Aurora Australis or the Southern Lights can mostly be seen from Tasmania. However, if you’re lucky, you may spot it from Victoria, ACT, NSW and even southern Queensland.
Here’s where you can find the Aurora Australis in Victoria.
The Southern Lights. While not as well-known or relentlessly pursued as their northern cousins, they still know how to put on a show.
And the best things is… Did you know it’s possible to see the Southern Lights from Victoria?
It’s not common – but it can happen.
Solar activity is set to peak over the next couple of years (I’m writing this mid-2023), so your chances of seeing the Aurora Australis in Victoria is fairly good.
Keep an eye on alerts from the Bureau of Meterology (BOM) and get yourself to one of these destinations, if the aurora is on the radar.
For more natural wonders, check out this quick guide to Victoria’s pink lakes.
Where to see the aurora australis in Victoria
When can you see the aurora australis in Victoria?
When the sun enters a period known as ‘solar maximus’, solar activity increases.
Energy pushes out from the sun in the form of solar flares, which interact with the northern and southern magnetic poles of our planet.

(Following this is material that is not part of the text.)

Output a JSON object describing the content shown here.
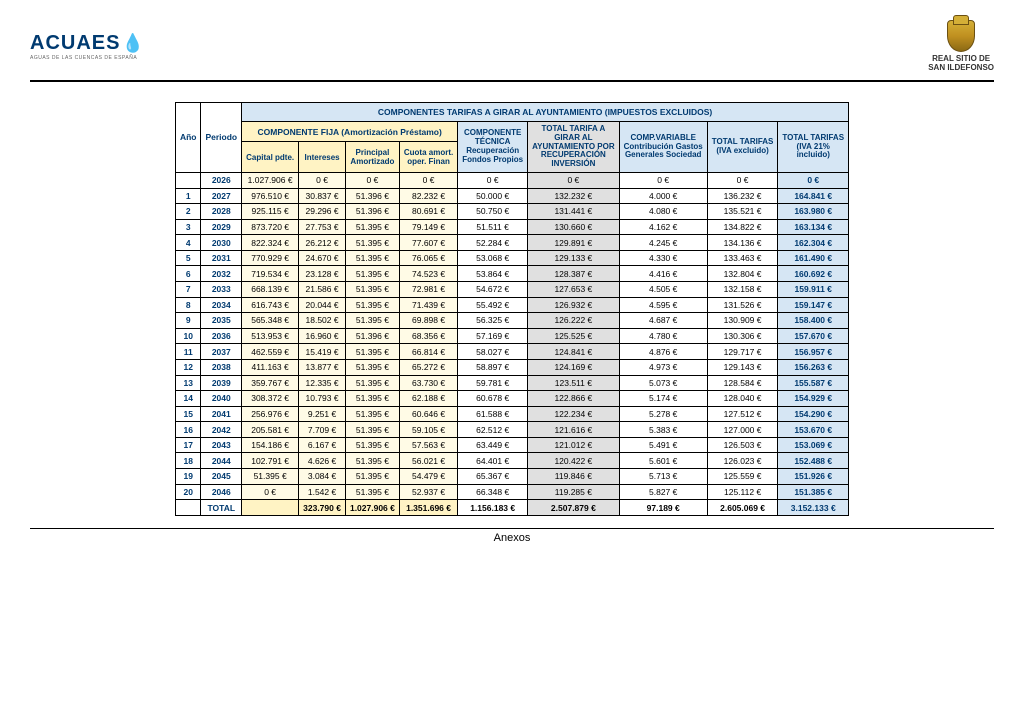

So basically, these high-energy particles collide with the Earth’s magnetic field and boom.
The result? A wash of colour dancing around the sky, known as aurora borealis or aurora australis, depending where in the world you are.
The aurora is best viewed at night, which is why wintertime is ideal – more hours of darkness mean more chances to see the show.
And while the Aurora Australis is commonly seen only in Tasmania, if it’s strong enough, you can catch it in Victoria.
Where can you see the aurora australis in Victoria?
So, what to do if conditions are good and it’s predicted the southern lights will be making an appearance in the night sky?
Rug up, grab your camera and a sturdy tripod and head out, on a celestial-inspired adventure.
Here are some places where you may be able to spot the Aurora Australis in Victoria.
Werribee South Beach & Point Cook
These areas are far enough west from Melbourne to give you some chance of catching the aurora.
If conditions aren’t great at Werribee South Beach, drive a little further to Campbell’s Cove. You may be able to spot the aurora from there.
Queenscliff & Point Lonsdale
The Bellarine has a few vantage points for seeing the southern lights in Victoria.
Queenscliff and Point Lonsdale both face south, and so will be your best bet.
Anglesea, Aireys Inlet & along the Great Ocean Road
Fancy a road trip? Head south to Anglesea, Aireys Inlet or even further along the Great Ocean Road, to try and spot the lights.
If you’re gonna make a whole trip out of it, explore more things to do on the Great Ocean Road.
Cape Schanck & Flinders
On the other side of the bay, Cape Schanck and the small town of Flinders are both reportedly good spots for aurora-spotting.
They’re not too far from Melbourne, so if you live east of the city you can head there to try and view the lights and back easily, in a night.
The southern side of Phillip Island is a possible vantage point for seeing the Aurora Australis in Victoria.
Around Smiths Beach or Berry’s Beach could be possible winners.
Or head to completely off-the-grid French Island, where light pollution will absolutely not be an issue!
There are limited places to stay in this offbeat destination, so plan ahead accordingly.
Find out more about visiting French Island.
The town of Inverloch in Gippsland is a great vantage point for seeing the Aurora Australis in Victoria.
Face south and cross your fingers.
Wilsons Promontory National Park
The most southern point of the state, if you’re going going to see the Aurora Australis in Victoria or from anywhere on mainland Australia, it’ll probably be here.
An absence of light pollution will work in your favour.
Tidal River is where you might want to base yourself, as it’s the location of the biggest campsite.
While not on the southern coast of Victoria, Heathcote is close to the location of the Astronomical Society of Victoria’s dark sky site.
The lack of light pollution means that if the aurora is strong enough, it will be viewable from around this region.
Can you spot the southern lights in Melbourne?
The stars literally have to align to make the Aurora Australis visible in Melbourne. No moon, clear skies and low light pollution all come into play.
However, it is possible! If the flare is strong enough, you may be able to spot the aurora from Rickett’s Point in Beaumaris or Williamstown Beach.
And best to note – you may not actually see the aurora as you’d expect to (that is, as a brilliant display of light in the sky).
The feature image at the top of this post was taken at the tail end of a flare, so it presented to the naked eye as a white band, low in the sky.
After taking a photo with my DSLR and tweaking the settings in Photoshop, I was able to bring out the colour that my eyes just couldn’t see.